The organization just last fall wrapped a $2 million renovation to its main clinic on Third Avenue, which converted office space into more clinic space, and increased the number of ADA-accessible exam rooms by 80 percent.

Windstar Lines could bring bus service to Chicago back to eastern Iowa

Bus service to Chicago may resume at the Coralville Transit Intermodal Facility soon under an arrangement between Windstar Lines of Carroll, Iowa and the New Jersey-based Megabus, which recently ceased operations in Iowa.

Megabus previously operated out of the Court Street Transportation Center in downtown Iowa City just south of Burlington Street. In 2015, the company relocated to the newly-constructed Coralville Transit Intermodal Facility at the Iowa River Landing. Megabus stopped offering bus service statewide on Jan. 9, however, which a company spokesperson attributed to low gas prices that reduced demand for public transit.

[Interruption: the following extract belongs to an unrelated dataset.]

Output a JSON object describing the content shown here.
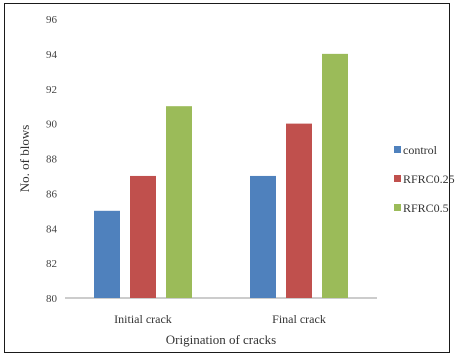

Last week, the Coralville City Council approved a rental agreement for the city’s Transit Intermodal Facility, which is poised to allow Windstar Lines to use the facility’s terminal area for passenger waiting, pick-up and drop-off. The one-year agreement is for $750 a month and would begin March 1. Subsequent renewals would annually increase the rental cost by two percent.

According to a memo by city staff, revenue generated from the agreement will fund both operational and capital needs of the city’s transit services, which include municipal bus lines that extend to downtown Iowa City and the University of Iowa campus. City Parking and Transportation Director Vicky Robrock said the intermodal facility does not currently offer bus routes outside the Coralville area.

Whether Windstar offers that service, however, may hinge on a partnership with Megabus. Under a possible arrangement described by Windstar Vice President Pat Greteman, Megabus may soon book travelers’ reservations for transportation provided by Windstar.

“We’d basically use the Coralville stop as our Iowa City-area pickup for to and from Chicago, as well as the Quad Cities and Omaha,” Mr. Greteman said last week. “So we’re operating the service and we’re taking the risk.”

“But we don’t have everything signed and 100 percent agreed on yet,” he added.